En rejetant la convergence, Québec solidaire «a refusé de mettre le bien commun au-dessus de son intérêt partisan» en plus de «tourner le dos à 9 électeurs solidaires sur 10», analyse M. Lisée. Il interpelle désormais les 87% de sympathisants solidaires qui appuyaient ce pacte, selon le résultat d’un sondage Léger réalisé pour le compte du Journal et du Devoir.

«Il y a de la place pour vous chez nous», a-t-il scandé plus tard en point de presse, entouré de ses députés. «Le Parti québécois, vous le savez, on pourrait écrire un livre entier avec toutes les déclarations prévoyant son déclin et sa mort imminente, des livres entiers. Et on pourrait écrire un livre bien meilleur sur la capacité de rebond du Parti québécois», a-t-il assuré.

Même Pascal Bérubé, qui qualifiait de «minces» la semaine dernière les chances du PQ d’accéder à un gouvernement majoritaire sans la convergence souverainiste, abondait en ce sens. «La page est tournée. Je suis motivé. Nous sommes motivés», a lancé avec un certain malaise le leader parlementaire de l’opposition, se refusant à tout autre commentaire.

Test de leadership

Se disant tout de même «déçu», le chef péquiste qualifie cette tentative de rapprochement d’«étape nécessaire» et non pas d’échec. «Il était important de savoir si c'était possible, a-t-il signifié. On espérait que QS serait à la hauteur du moment historique.

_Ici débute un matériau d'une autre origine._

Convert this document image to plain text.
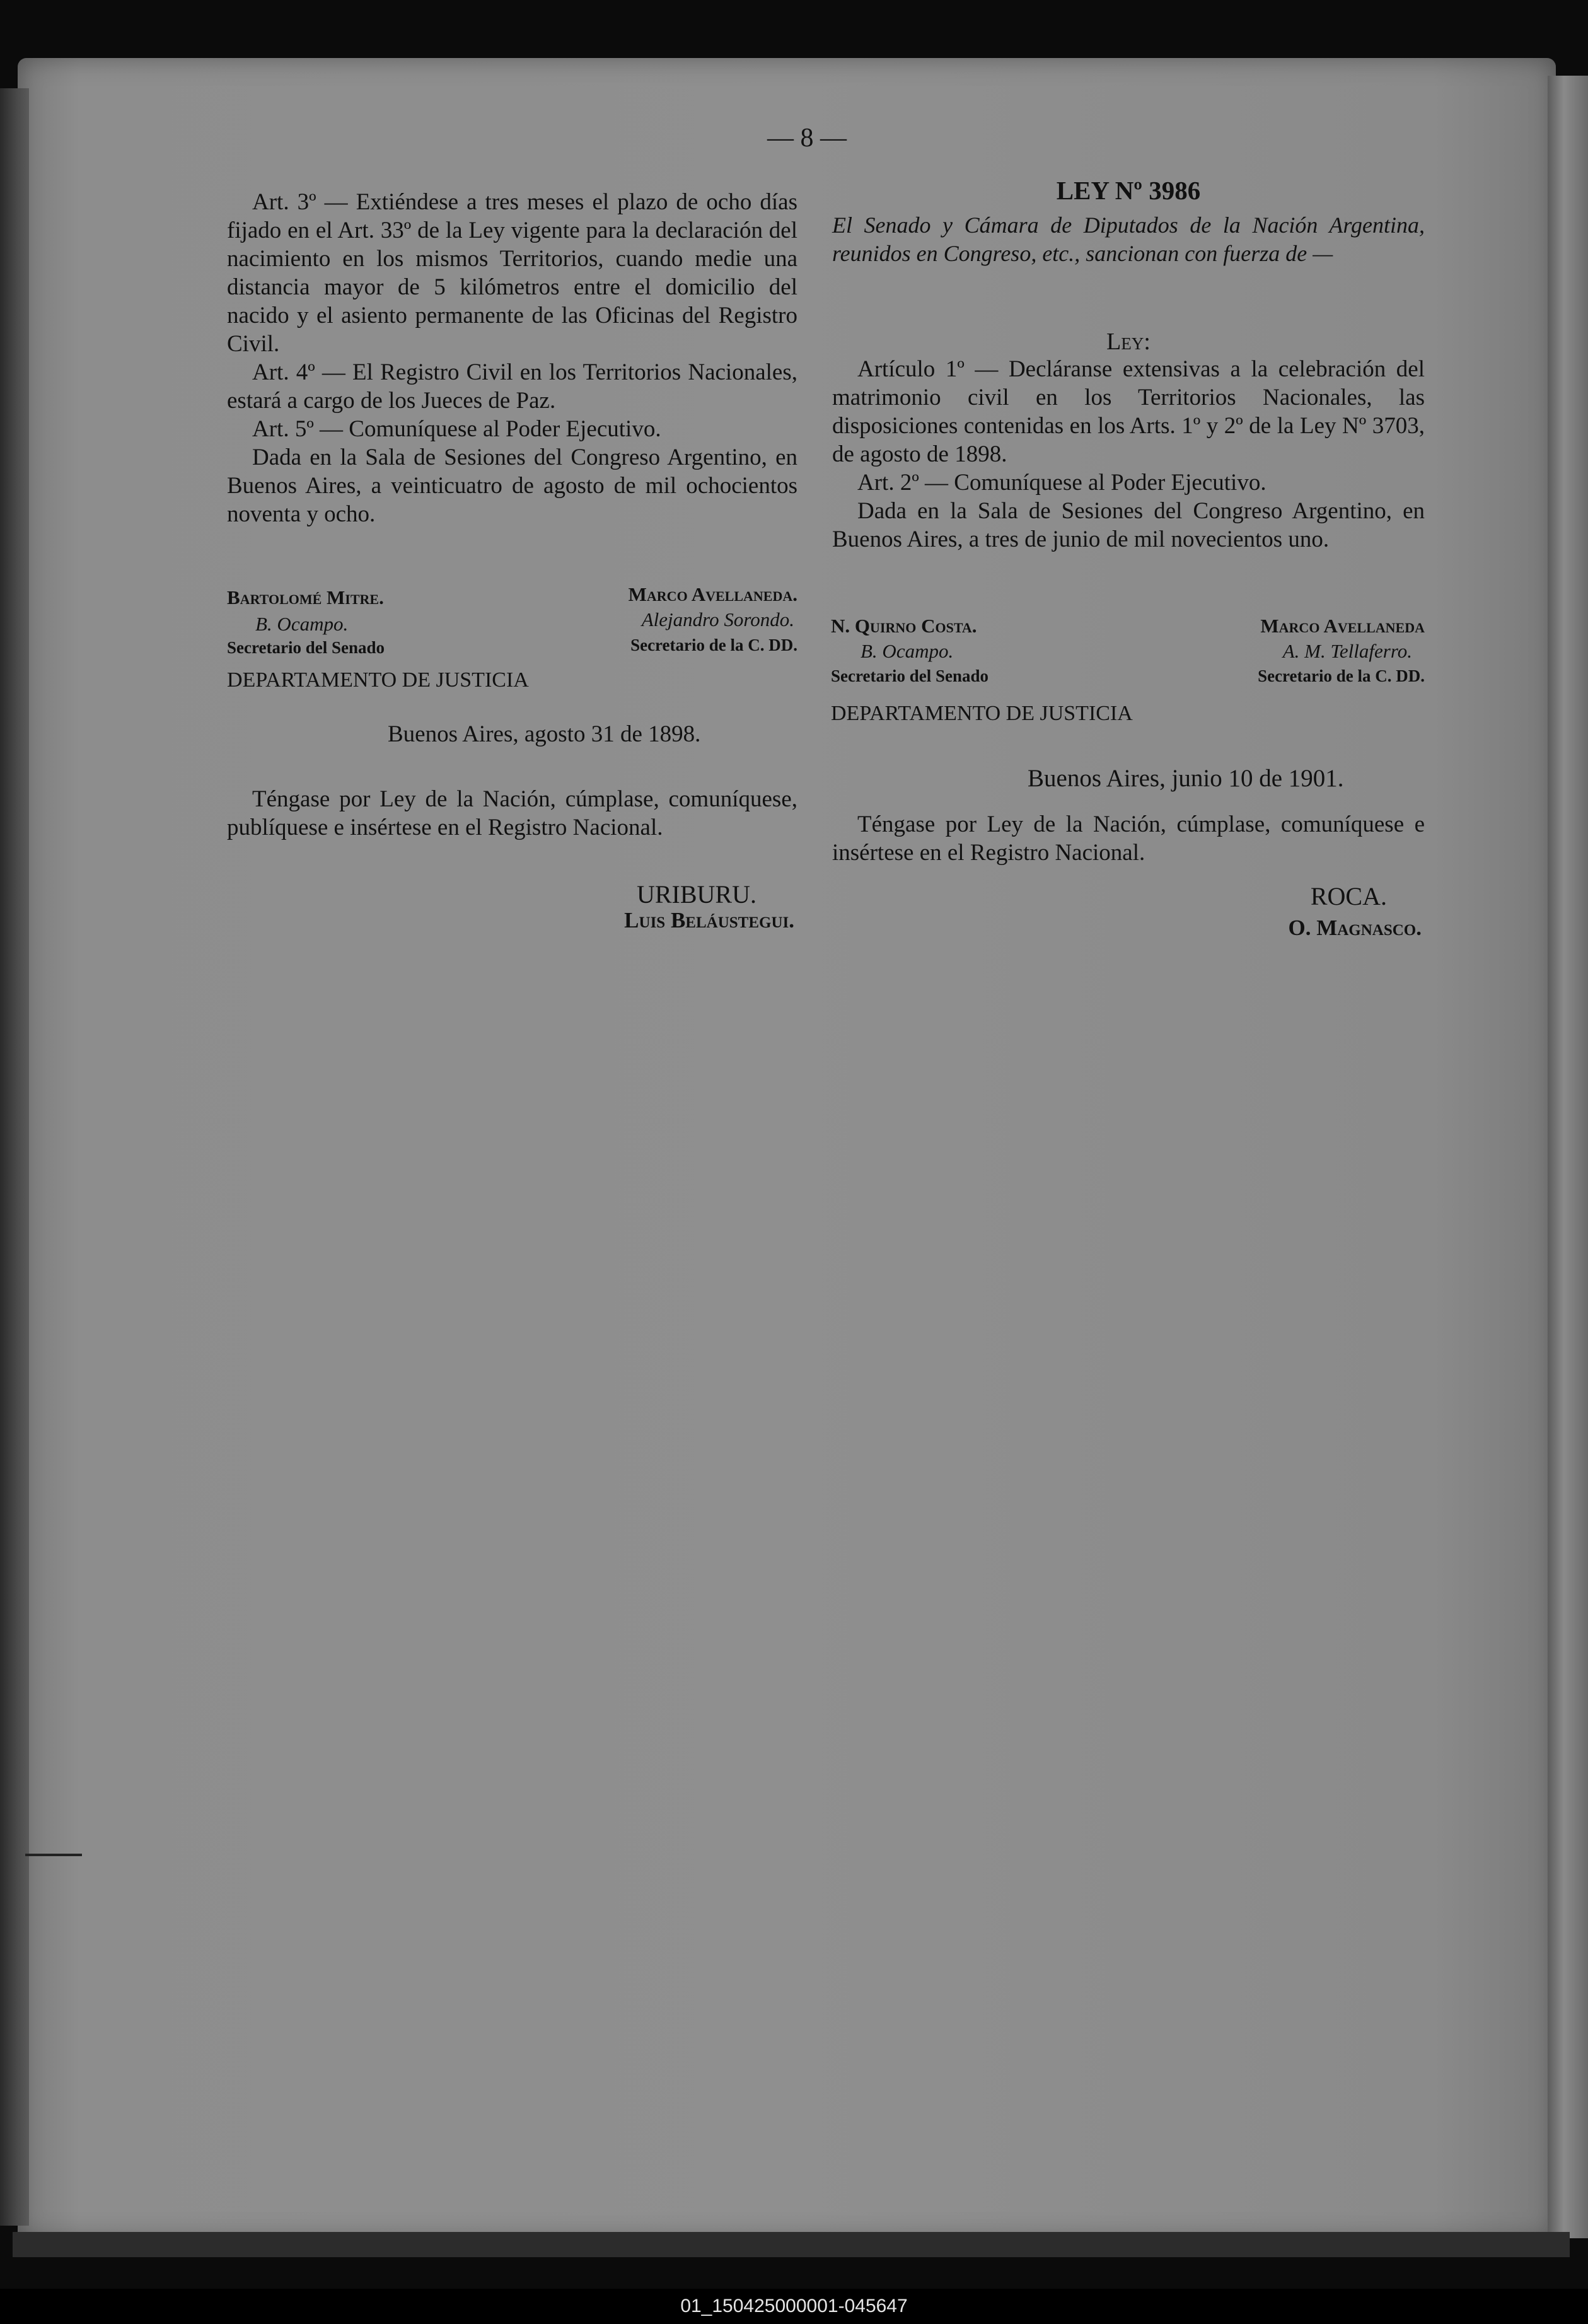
— 8 —

Art. 3º — Extiéndese a tres meses el plazo de ocho días fijado en el Art. 33º de la Ley vigente para la declaración del nacimiento en los mismos Territorios, cuando medie una distancia mayor de 5 kilómetros entre el domicilio del nacido y el asiento permanente de las Oficinas del Registro Civil.

Art. 4º — El Registro Civil en los Territorios Nacionales, estará a cargo de los Jueces de Paz.

Art. 5º — Comuníquese al Poder Ejecutivo.

Dada en la Sala de Sesiones del Congreso Argentino, en Buenos Aires, a veinticuatro de agosto de mil ochocientos noventa y ocho.

Bartolomé Mitre.
B. Ocampo.
Secretario del Senado
Marco Avellaneda.
Alejandro Sorondo.
Secretario de la C. DD.
DEPARTAMENTO DE JUSTICIA
Buenos Aires, agosto 31 de 1898.
Téngase por Ley de la Nación, cúmplase, comuníquese, publíquese e insértese en el Registro Nacional.
URIBURU.
Luis Beláustegui.
LEY Nº 3986
El Senado y Cámara de Diputados de la Nación Argentina, reunidos en Congreso, etc., sancionan con fuerza de —
Ley:

Artículo 1º — Decláranse extensivas a la celebración del matrimonio civil en los Territorios Nacionales, las disposiciones contenidas en los Arts. 1º y 2º de la Ley Nº 3703, de agosto de 1898.

Art. 2º — Comuníquese al Poder Ejecutivo.

Dada en la Sala de Sesiones del Congreso Argentino, en Buenos Aires, a tres de junio de mil novecientos uno.

N. Quirno Costa.
B. Ocampo.
Secretario del Senado
Marco Avellaneda
A. M. Tellaferro.
Secretario de la C. DD.
DEPARTAMENTO DE JUSTICIA
Buenos Aires, junio 10 de 1901.
Téngase por Ley de la Nación, cúmplase, comuníquese e insértese en el Registro Nacional.
ROCA.
O. Magnasco.
01_150425000001-045647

Ils ont fait un autre choix. Il fallait le savoir. Il fallait qu'ils répondent à cette question pour l'électorat du Québec.»

M. Lisée affirme maintenant vouloir tourner la page sur cette histoire, qu’il compare à un «test de leadership». «C’était un test de leadership de sortir de sa zone de confort, de tendre la main et d'essayer quelque chose de neuf», résume-t-il.

Rappelons que les membres de QS réunis en congrès ont rejeté, dimanche, le projet de convergence soumis par le PQ. Ils ont notamment décrié les positions identitaires du parti, qu'ils ont qualifié de «raciste».

Déplorant ces commentaires «injustes», Jean-François Lisée a laissé savoir que la position identitaire du parti ne changerait pas.